Il faut de chaque personne, prendre les bonnes idéologies et combattre celles absurdes ou néfastes. Je ne juge pas les gens qui mentionnent le nom de Malthus, mais je rappelle que l’essentiel est de faire le constat de la dangerosité de l’explosion démographique, sans qu’il soit nécessaire de citer le nom de Malthus ou celui de qui que ce soit d’autre.
Bonjour invité 2018
Malthus est de son époque, il est donc très difficile de le juger moralement à partir de ce qui est considéré comme normal à la nôtre. En particulier sur le sexisme, c’était une autre époque, on ne peut émettre aucun jugement moral, les gens voyaient globalement les choses tout à fait autrement et les rôles entre les hommes et les femmes étaient beaucoup plus tranchés qu’aujourd’hui, le regard des gens sur cette situation ne pouvait à l’époque être le même que celui que nous avons rétrospectivement. Cette remarque s’applique bien entendu à des tas de sujets
Pour ma part tout ce que j’ai lu de son ouvrage « Essai sur le principe de population » m’a plutôt donné l’image d’un homme extrêmement brillant mais aussi assez gentil. En particulier la caricature qui est faite de lui en ce qui concerne la pauvreté est très injuste et il s’explique bien là dessus. Soit on isole les phrases de leur contexte soit on fait semblant de les comprendre dans un autre sens que celui qu’il voulait donner.

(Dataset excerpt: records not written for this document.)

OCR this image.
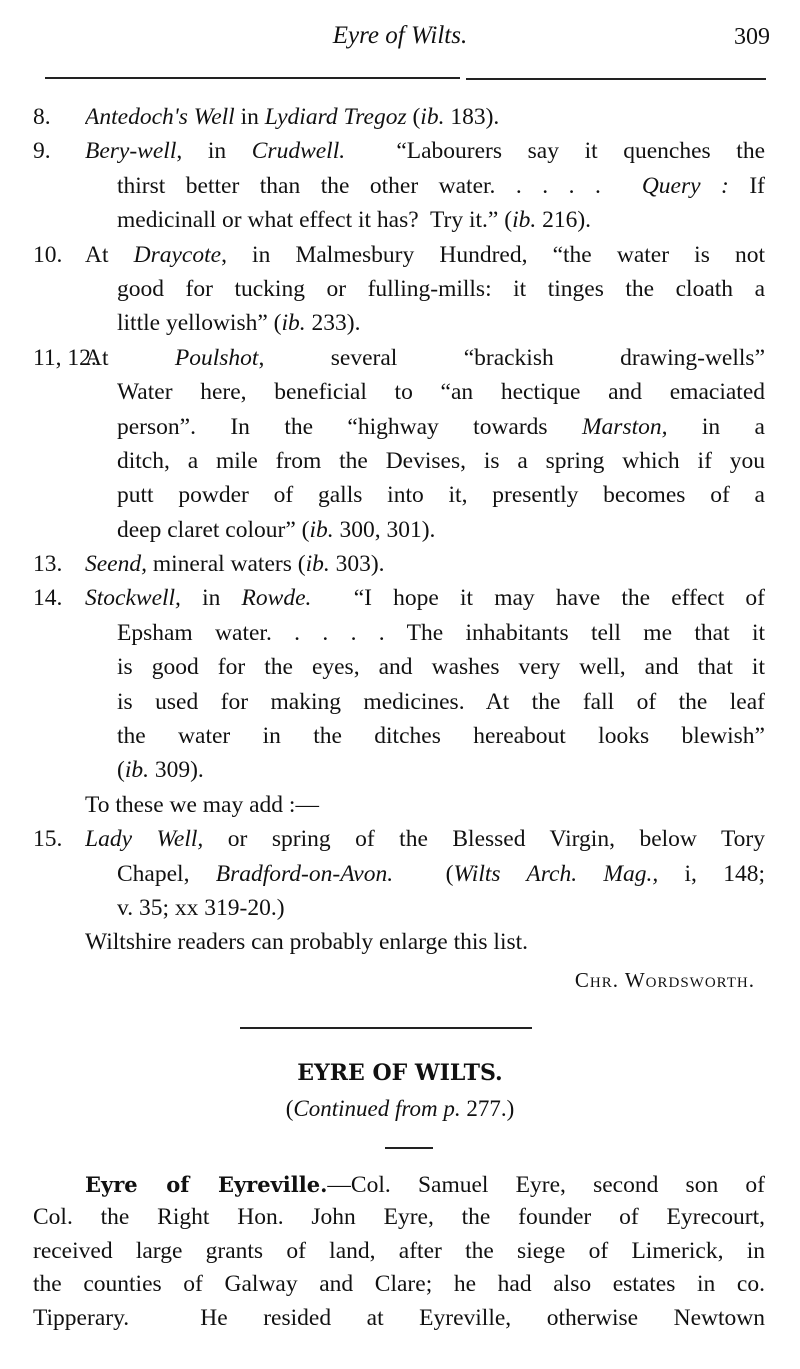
Eyre of Wilts.	309
8. Antedoch's Well in Lydiard Tregoz (ib. 183).
9. Bery-well, in Crudwell.  “Labourers say it quenches the
thirst better than the other water. . . . .  Query : If
medicinall or what effect it has?  Try it.” (ib. 216).
10. At Draycote, in Malmesbury Hundred, “the water is not
good for tucking or fulling-mills: it tinges the cloath a
little yellowish” (ib. 233).
11, 12.
At Poulshot, several “brackish drawing-wells”
Water here, beneficial to “an hectique and emaciated
person”. In the “highway towards Marston, in a
ditch, a mile from the Devises, is a spring which if you
putt powder of galls into it, presently becomes of a
deep claret colour” (ib. 300, 301).
13. Seend, mineral waters (ib. 303).
14. Stockwell, in Rowde.  “I hope it may have the effect of
Epsham water. . . . . The inhabitants tell me that it
is good for the eyes, and washes very well, and that it
is used for making medicines. At the fall of the leaf
the water in the ditches hereabout looks blewish”
(ib. 309).
To these we may add :—
15. Lady Well, or spring of the Blessed Virgin, below Tory
Chapel, Bradford-on-Avon.  (Wilts Arch. Mag., i, 148;
v. 35; xx 319-20.)
Wiltshire readers can probably enlarge this list.
Chr. Wordsworth.
EYRE OF WILTS.
(Continued from p. 277.)
Eyre of Eyreville.—Col. Samuel Eyre, second son of
Col. the Right Hon. John Eyre, the founder of Eyrecourt,
received large grants of land, after the siege of Limerick, in
the counties of Galway and Clare; he had also estates in co.
Tipperary.  He resided at Eyreville, otherwise Newtown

Ce n’est pas Malthus lui-même qu’il est nécessaire de soutenir, mais la thèse de Malthus révélant l’évidence selon laquelle les ressources de la planète sont limitées.
Mais on peut dénoncer Malthus sur d’autres points n’ayant rien à voir. Par exemple, étant donné son époque et sa fonction de pasteur, il est probable qu’il ait été favorable au sexisme, ce qui serait un motif légitime pour refuser de se revendiquer de sa personne.
En effet même chez de nombreux intellectuels pourtant brillants sur d’autres sujets et parfaitement conscients des limites de notre Terre et de la nécessité de décroître, on trouve des jugements bien injustes sur Malthus. Au mieux il est ignoré.
On a d’ailleurs demandé a beaucoup d’étudiants en sciences économiques de répéter à longueur de copie tout le mal qu’on devait dire du pasteur anglais.
Son absence dans les références retenues par les décroissants est un véritable déni, c’est une faute.
Certains toutefois le défendent, comme je l’ai fait dans cet article:
http://economiedurable.over-blog.com/article-l-injustice-faite-a-malthus-77189014.html
Notez aussi que quelqu’un comme l’historien Georges Minois est parfaitement conscient des apports de Malthus et lui rend hommage.
Il serait bon que les écologistes aussi sachent comprendre ce qu’ils doivent à Malthus. C’est d’une certaine façon l’un des premiers à avoir compris les contraintes liées aux limites de la planète.